Killers of the Flower Moon Stars Bikel Bronson and Martin Scorsese
After 2019’s The Irishman, Killers of the Flower Moon feels like a natural next step for Scorsese. It’s the story of a serial killer and the Osage women he targeted for their land in 1920s Oklahoma.
Leonardo DiCaprio and Robert De Niro are both terrific, but it’s Lily Gladstone who carries the movie with her deeply-emotional performance as Mollie.
1. Charles Manson
The shaggy leader of a cult of hippie-types, Manson was the mastermind behind the gruesome deaths of actress Sharon Tate and others. He manipulated a small group of followers he called “The Family,” who believed his claims that he was the Messiah and his prophecies of Armageddon.
The movie, based on David Grann’s best-selling book, paints a picture of an unstable man. It examines how mental illness, drug use, and an intense ego led to murder.
A must-see for anyone interested in American crime history. It may be a bit long, even by Scorsese’s standards (3 hours and 26 minutes), but it’s worth the sit. Killers of the Flower Moon is currently in theaters and will be available on Apple TV+ later this year.
2. Ed Gein
The real-life killer who inspired the characters of Norman Bates from Psycho, Leatherface from The Texas Chain Saw Massacre and Buffalo Bill from The Silence of the Lambs died in 1984 at age 77. He spent much of his life confined in mental institutions, but his macabre crimes have made him a legendary figure for the true crime and horror genres.
When police searched his Plainfield, Wisconsin home after the murders of Bernice Worden and Mary Hogan in 1957, they discovered a house of horrors. Among other things, they found a chair upholstered with human skin, wastebaskets lined with body parts, a belt of nipples and leggings of human flesh, and a lampshade made of a woman’s face. He had started visiting graveyards after his mother’s death and used the bodies to create clothing and household items.
3. Theodore Bikel
Theodore Bikel carved out a place for himself as something of a renaissance man. He began acting on the kibbutz in Tel Aviv, then moved to London to study at the Royal Academy of Dramatic Art. His talent attracted the attention of Laurence Olivier, who cast him in a small role in A Streetcar Named Desire, opposite Vivien Leigh.

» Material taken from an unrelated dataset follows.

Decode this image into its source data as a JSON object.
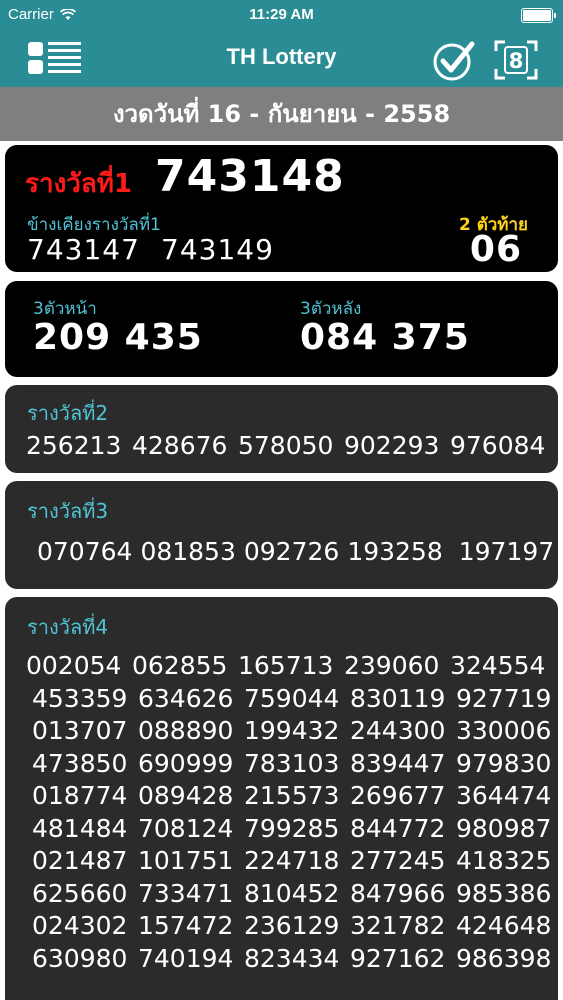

Besides playing Tevye in more than 2,000 stage performances, Bikel also sang opera, recorded folk music and appeared on television, guest-starring on shows as diverse as Gunsmoke, All in the Family and Star Trek: The Next Generation. He was also active in civil rights and Democratic politics and an advocate for Jewish causes.
He was married twice, but his second wife predeceased him; he is survived by his fourth wife, Aimee Ginsburg, sons Robert and Daniel and stepsons Zeev and Noam Ginsburg. He was 91 when he died at the UCLA Medical Center.
4. John Wayne
In a film that skewers white savior tropes, focuses on a tragedy and offers an historic lens, Killers of the Flower Moon represents an important step forward for mainstream Native representation in cinema. Directed by Martin Scorsese, the movie is based on David Grann’s nonfiction book about the 1920s Osage murders and the FBI’s investigation into them.
It stars Leonardo DiCaprio as Ernest Burkhart, a World War I veteran who befriends and marries Mollie Kyle (Lily Gladstone). But her family is killed by oil tycoon William “King” Hale (Robert De Niro), whose scheming to deny the Osage their land’s wealth inspired the murders. Breathtaking aerial vistas, impressive performances, 1920s sets and costumes, a majestic score and sensitivity to the Osage communities whose story the movie tells are all in evidence.
5. Charles Bronson
Known to European audiences as Le Sacre Monstre and Il Brutto, the muscular Bronson was already a continental sensation by the late 1960s. After a successful turn in Roger Corman’s low-budget gangster flick Machine Gun Kelly, he took the lead role in Adieu l’Ami (1968), an intense thriller and Sergio Leone’s biggest “Spaghetti Western.”
He continued in crime and action films made in Europe, and won a worldwide following with Death Wish (1974), starring as an architect turned vigilante. Born Michael Gordon Peterson, he changed his name to Charles Bronson in 1987. He later added Charles Salvador, in honor of the Spanish artist Salvador Dali. He died in 2003, aged 81. He was married to British actress Jill Ireland. Their son survived him. He was also a prolific writer of screenplays.